Creating a Text Dataset Publishing Task

To create a text dataset publishing task, perform the following steps:

Log in to ModelArts Studio Large Model Deveopment Platform. In the My Spaces area, click the required workspace.
Figure 1 My Spaces
In the navigation pane, choose Data Engineering > Data Publishing > Publish Task. On the displayed page, click Create Data Publish Task in the upper right corner.
On the Create Data Publish Task page, filter datasets by dataset modality, for example, TEXT.
Figure 2 Filtering text datasets
Select a dataset and click Next.
In the Basic Configuration area, select the data usage, dataset visibility, and application scenario, as shown in Figure 3.
Data engineering supports the interconnection with Pangu models. To ensure that these datasets can be properly trained by these large models, the platform supports the publishing of datasets in different formats.
Currently, the standard and Pangu formats are supported.
- Standard format: original format supported by the data project function. Datasets in this format can be published to assets but are not visible to downstream model development. It is used when Application Scenario is set to Other.
- Pangu format: dataset format defined for Pangu models. The dataset will be used in model development on ModelArts Studio. To adapt to data specifications of different Pangu models, you need to select Pangu Format - Non-Thinking Chain or Pangu Format - Thinking Chain for Format Configuration when configuring the dataset format. This format is used when Application Scenario is set to STUDIO Model Training.
  Figure 3 Format Configuration
- When the published dataset is used to train a Pangu model, set Format Configuration to Pangu format.
- When the published text dataset is of the following types, set Format Configuration to Pangu Format - Non-Thinking Chain or Pangu Format - Thinking Chain.
  
  Text - Single-turn Q&A
  
  Single-turn Q&A (with a system persona)
  
  Multi-turn Q&A
  
  Multi-turn Q&A (with a system persona)
  
  DPO
  
  DPO (with a system persona)
- When the text dataset to be published is a pre-trained dataset, set Format Configuration to Pangu format.
- If the dataset is published in Pangu Format - Non-Thinking Chain, the data that meets Pangu Format - Non-Thinking Chain will be deleted. If the dataset is published in Pangu Format - Thinking Chain, the data that meets Pangu Format - Non-Thinking Chain will be deleted.
Enter the dataset name and description, set extended information, and click OK.
The extended information automatically retains the attributes of the selected dataset. After the dataset is published in Pangu Format - Thinking Chain, the backend automatically adds the reasoner tag to the simple_tag tag of the extended information. The model filters the dataset based on the tag.

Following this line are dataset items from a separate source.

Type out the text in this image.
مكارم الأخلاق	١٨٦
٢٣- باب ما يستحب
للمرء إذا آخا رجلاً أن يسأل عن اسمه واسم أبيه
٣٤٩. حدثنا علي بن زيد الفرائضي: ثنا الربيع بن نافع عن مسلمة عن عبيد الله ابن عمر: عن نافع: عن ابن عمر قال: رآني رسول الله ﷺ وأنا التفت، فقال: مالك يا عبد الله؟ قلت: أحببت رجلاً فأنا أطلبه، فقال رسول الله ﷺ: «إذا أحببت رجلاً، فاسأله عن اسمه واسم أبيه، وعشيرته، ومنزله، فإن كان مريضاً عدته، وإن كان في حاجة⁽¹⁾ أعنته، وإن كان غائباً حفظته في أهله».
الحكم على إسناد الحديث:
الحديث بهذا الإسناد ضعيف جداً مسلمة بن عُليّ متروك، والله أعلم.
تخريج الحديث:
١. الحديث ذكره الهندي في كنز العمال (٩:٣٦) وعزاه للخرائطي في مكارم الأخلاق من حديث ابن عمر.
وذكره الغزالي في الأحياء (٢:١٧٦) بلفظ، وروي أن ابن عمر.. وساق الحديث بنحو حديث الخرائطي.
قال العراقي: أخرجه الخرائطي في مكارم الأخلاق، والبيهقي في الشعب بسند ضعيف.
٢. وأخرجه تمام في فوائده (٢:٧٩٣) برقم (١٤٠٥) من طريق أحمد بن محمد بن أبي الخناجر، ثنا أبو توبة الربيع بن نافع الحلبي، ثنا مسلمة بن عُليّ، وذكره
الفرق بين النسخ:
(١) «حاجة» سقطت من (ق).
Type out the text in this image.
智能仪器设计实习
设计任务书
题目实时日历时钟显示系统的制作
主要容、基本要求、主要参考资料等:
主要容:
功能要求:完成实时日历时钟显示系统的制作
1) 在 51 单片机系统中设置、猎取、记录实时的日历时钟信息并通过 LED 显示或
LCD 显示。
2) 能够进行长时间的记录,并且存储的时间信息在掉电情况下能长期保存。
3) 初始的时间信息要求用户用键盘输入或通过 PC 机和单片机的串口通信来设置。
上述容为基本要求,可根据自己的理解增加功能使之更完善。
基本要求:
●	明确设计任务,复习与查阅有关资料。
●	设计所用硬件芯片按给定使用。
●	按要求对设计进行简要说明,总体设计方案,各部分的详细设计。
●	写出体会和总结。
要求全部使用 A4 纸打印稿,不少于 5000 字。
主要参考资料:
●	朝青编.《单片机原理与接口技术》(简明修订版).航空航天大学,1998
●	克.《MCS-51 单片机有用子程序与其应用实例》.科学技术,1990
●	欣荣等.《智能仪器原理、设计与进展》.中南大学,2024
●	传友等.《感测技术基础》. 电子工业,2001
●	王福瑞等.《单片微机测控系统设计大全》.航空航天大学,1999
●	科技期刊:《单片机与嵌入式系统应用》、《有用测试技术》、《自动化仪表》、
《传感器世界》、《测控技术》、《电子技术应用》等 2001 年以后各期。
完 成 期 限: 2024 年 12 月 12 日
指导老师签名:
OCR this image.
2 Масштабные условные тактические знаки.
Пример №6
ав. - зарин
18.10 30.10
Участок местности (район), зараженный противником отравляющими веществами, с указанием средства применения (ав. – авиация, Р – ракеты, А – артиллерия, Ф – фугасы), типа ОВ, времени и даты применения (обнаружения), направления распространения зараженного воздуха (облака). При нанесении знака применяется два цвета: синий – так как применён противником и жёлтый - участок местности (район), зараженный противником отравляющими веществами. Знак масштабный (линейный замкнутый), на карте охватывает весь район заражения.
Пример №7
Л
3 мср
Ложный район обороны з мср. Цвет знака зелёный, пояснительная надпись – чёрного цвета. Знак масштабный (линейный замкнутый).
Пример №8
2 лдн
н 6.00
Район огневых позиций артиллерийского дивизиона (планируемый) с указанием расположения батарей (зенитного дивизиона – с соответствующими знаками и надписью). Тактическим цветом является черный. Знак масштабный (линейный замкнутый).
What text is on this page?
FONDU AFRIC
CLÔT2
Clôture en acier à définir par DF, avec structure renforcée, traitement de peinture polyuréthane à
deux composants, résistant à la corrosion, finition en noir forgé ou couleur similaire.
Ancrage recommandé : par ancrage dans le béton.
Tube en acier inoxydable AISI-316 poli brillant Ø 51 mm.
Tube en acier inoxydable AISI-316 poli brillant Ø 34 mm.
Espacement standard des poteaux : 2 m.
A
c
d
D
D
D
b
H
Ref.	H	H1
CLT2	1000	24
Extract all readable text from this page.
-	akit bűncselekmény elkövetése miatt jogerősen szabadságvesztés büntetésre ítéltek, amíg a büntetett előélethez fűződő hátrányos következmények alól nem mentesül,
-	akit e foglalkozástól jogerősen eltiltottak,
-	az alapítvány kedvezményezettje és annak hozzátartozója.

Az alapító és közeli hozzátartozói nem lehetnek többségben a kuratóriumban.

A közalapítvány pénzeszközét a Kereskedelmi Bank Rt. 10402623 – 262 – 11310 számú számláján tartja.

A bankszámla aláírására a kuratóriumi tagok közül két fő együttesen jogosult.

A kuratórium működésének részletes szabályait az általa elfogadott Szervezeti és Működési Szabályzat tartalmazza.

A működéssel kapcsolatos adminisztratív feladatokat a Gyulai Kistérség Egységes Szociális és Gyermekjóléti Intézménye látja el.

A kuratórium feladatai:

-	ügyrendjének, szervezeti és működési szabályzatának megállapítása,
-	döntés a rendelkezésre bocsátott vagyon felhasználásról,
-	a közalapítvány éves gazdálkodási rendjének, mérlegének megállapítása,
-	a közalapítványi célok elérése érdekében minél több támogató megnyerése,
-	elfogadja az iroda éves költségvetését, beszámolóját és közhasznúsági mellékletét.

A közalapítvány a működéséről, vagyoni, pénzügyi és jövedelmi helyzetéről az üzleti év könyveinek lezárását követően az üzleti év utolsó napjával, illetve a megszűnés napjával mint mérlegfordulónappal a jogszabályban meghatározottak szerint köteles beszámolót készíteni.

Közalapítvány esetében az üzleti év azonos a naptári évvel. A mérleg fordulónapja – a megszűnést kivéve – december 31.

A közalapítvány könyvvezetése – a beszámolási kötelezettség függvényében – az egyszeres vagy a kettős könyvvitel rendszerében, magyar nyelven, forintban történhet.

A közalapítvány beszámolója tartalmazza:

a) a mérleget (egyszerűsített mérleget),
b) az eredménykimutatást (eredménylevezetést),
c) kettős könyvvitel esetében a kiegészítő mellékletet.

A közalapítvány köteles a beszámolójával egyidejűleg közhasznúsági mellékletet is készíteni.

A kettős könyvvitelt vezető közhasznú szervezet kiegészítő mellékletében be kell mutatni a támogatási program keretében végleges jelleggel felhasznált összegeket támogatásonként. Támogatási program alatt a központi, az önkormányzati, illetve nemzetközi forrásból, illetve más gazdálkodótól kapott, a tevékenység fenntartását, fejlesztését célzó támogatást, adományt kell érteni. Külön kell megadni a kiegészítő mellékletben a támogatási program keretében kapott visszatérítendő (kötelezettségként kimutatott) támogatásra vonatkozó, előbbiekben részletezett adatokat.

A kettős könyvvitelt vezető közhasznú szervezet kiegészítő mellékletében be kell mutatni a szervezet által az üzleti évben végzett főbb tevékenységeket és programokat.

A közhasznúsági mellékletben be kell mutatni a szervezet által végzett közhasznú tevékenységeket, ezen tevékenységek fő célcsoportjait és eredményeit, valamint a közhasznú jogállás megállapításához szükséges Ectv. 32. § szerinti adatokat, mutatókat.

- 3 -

Figure 4 Generating a published dataset

(Optional) If the dataset to be published as a pre-trained dataset, click Next to set resources after setting the extended information. Then, click OK to publish the dataset.

Figure 5 Resource Allocation
Click to enlarge

Table 1 describes the parameters.

**Table 1** Parameter configuration
Parameter	Description
numExecutors	Number of executors. The default value is 2. An executor is a process running on a worker node. It executes tasks and returns the calculation result to the driver. One core in an executor can run one task at the same time. Therefore, more tasks can be processed at the same time if you increase the number of the executors. You can add executors (if they are available) to process more tasks concurrently and improve efficiency. numExecutors x executorMemory must be greater than or equal to 4 and less than or equal to 16.
executorCores	Number of CPU kernels used by each executor process. The default value is 2. Multiple cores in an executor can run multiple tasks at the same time, which increases the task concurrency. However, because all cores share the memory of an executor, you need to balance the memory and the number of cores. numExecutors x executorMemory must be greater than or equal to 4 and less than or equal to 16. The ratio of executorCores to executorMemory must be in the range of 1:2 to 1:4.
executorMemory	Memory size used by each Executor process. The default value is 4. The executor memory is used for job execution and communication. You can increase the memory for a job that requires a great number of resources, and run small jobs concurrently with a smaller memory. The ratio of executorCores to executorMemory must be in the range of 1:2 to 1:4.
driverCores	Number of CPU kernels used by each driver process. The default value is 2. The driver schedules jobs and communicates with executors. The ratio of driverCores to driverMemory must be in the range of 1:2 to 1:4.
driverMemory	Memory used by the driver process. The default value is 4. The driver schedules jobs and communicates with executors. Add driver memory when the number and parallelism level of the tasks increases. The ratio of driverCores to driverMemory must be in the range of 1:2 to 1:4.

If the task status is Succeeded, the data publishing task is successfully executed. You can choose Data Engineering > Data Publishing > Datasets in the navigation pane and click the Published Dataset tab to view the published dataset.